The Max Planck Law Fellow Group project on Fairness and International Law led by Prof. Andreas von Arnauld at the Walther Schücking Institute for International Law (WSI), in collaboration with Prof. Anne Peters at the Max Planck Institute for Comparative Public Law and International Law (MPIL), and Prof. Marie-Claire Foblets at the Max Planck Institute for Social Anthropology (MPI Eth), wants to explore possibilities and limits to address these challenges.
For this reason, we invite interested early-career researchers (PhD students or postdocs) to take part in a workshop and explore the spatial and temporal dimensions of fairness in selected areas of international law. The three-day event will take place from 10 to 12 May 2026, in Kiel, Germany. In the months following the workshop, the participants will be invited to a series of online events where they will receive feedback from their peers as well as leading scholars of their field (including the Max Planck Law Fellow Group), giving them opportunities to further develop and refine their arguments. Initial results will be published in the working paper series of the participating institutes. The findings will also form the basis of a subsequent, in-person academic conference, tentatively taking place in the Spring of 2027.
The workshop contributions should focus on how the tools of legal interpretation could address fairness challenges across current geographical and temporal limitations in select established and emerging areas of public international law. These selected areas, along with examples of possible thinking trajectories (for illustrative purposes only) can be found below:
Established areas of international law
Environmental protection and climate change: Access, standing, regime interlinkage and interpretative issues to clarify and implement the interests of nature and people.
Protection and promotion of human rights: Evolution, interaction and complementarity between extraterritorial human rights obligations of public and private actors in the light of new treaty commitments, guiding principles and/or authoritative interpretations.
Peace, security and armed conflict: Whose security? International law’s role in protecting ‘distant innocents’ from harms arising from conflicts.
International economic law: Approaches to reconfigure economic relations (procedural
frameworks, substantive protections and unilateral steps) for sustainability and equal capability of
nations and communities.
Emerging areas of international law
Decolonisation movement and TWAIL: Redress of historic/colonial wrongs. Restoration of
cultural and heritage objects.
Critical resources and global commons: Exploitative patterns of transboundary critical resources
value chain. New approaches for just distribution.
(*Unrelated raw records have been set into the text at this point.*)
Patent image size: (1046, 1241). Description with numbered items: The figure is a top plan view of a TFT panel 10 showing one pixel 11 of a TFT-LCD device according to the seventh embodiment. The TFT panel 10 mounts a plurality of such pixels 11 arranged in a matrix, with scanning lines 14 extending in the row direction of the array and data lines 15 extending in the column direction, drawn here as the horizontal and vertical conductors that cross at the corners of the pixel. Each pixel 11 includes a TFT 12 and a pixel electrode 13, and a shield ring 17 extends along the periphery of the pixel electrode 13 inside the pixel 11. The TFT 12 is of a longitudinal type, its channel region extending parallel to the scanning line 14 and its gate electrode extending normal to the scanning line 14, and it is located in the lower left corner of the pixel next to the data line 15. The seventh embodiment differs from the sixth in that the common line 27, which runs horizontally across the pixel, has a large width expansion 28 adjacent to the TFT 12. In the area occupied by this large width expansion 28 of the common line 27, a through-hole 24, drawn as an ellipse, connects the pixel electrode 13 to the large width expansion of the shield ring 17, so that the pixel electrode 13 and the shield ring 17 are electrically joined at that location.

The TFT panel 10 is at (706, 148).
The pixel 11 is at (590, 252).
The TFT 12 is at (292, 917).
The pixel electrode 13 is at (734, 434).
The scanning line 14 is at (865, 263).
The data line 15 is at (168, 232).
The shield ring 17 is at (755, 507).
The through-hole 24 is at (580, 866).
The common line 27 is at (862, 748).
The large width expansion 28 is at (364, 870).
Regulation of migration: Questions of territorial and border governance, legitimacy of state
orchestrations (e.g. pull-backs) and legal principles for a safe, orderly and regular migration regime.
Regulation of digital and new technologies: The permeability and inequality of states’ regulatory domains in the cyberspace. Just digital transition to address the growing technology divide.
Submission Guidelines
Interested early-career researchers are requested to submit an abstract of not more than 1,000 words connected to one of the abovementioned areas, using this link (requires a Google account). Submissions should clearly outline the research question, identifying in particular the challenges involving fairness across space/time in the chosen area and briefly mentioning how new legal and interpretative approach may address those. The abstract should also be accompanied by a short CV (not more than 2 pages) in the same document.
The submission deadline is 12 December 2025. Selected participants will be expected to hand in a draft paper by 26 April 2026. Accommodation expenses of all participants will be covered in accordance with the institutional policy.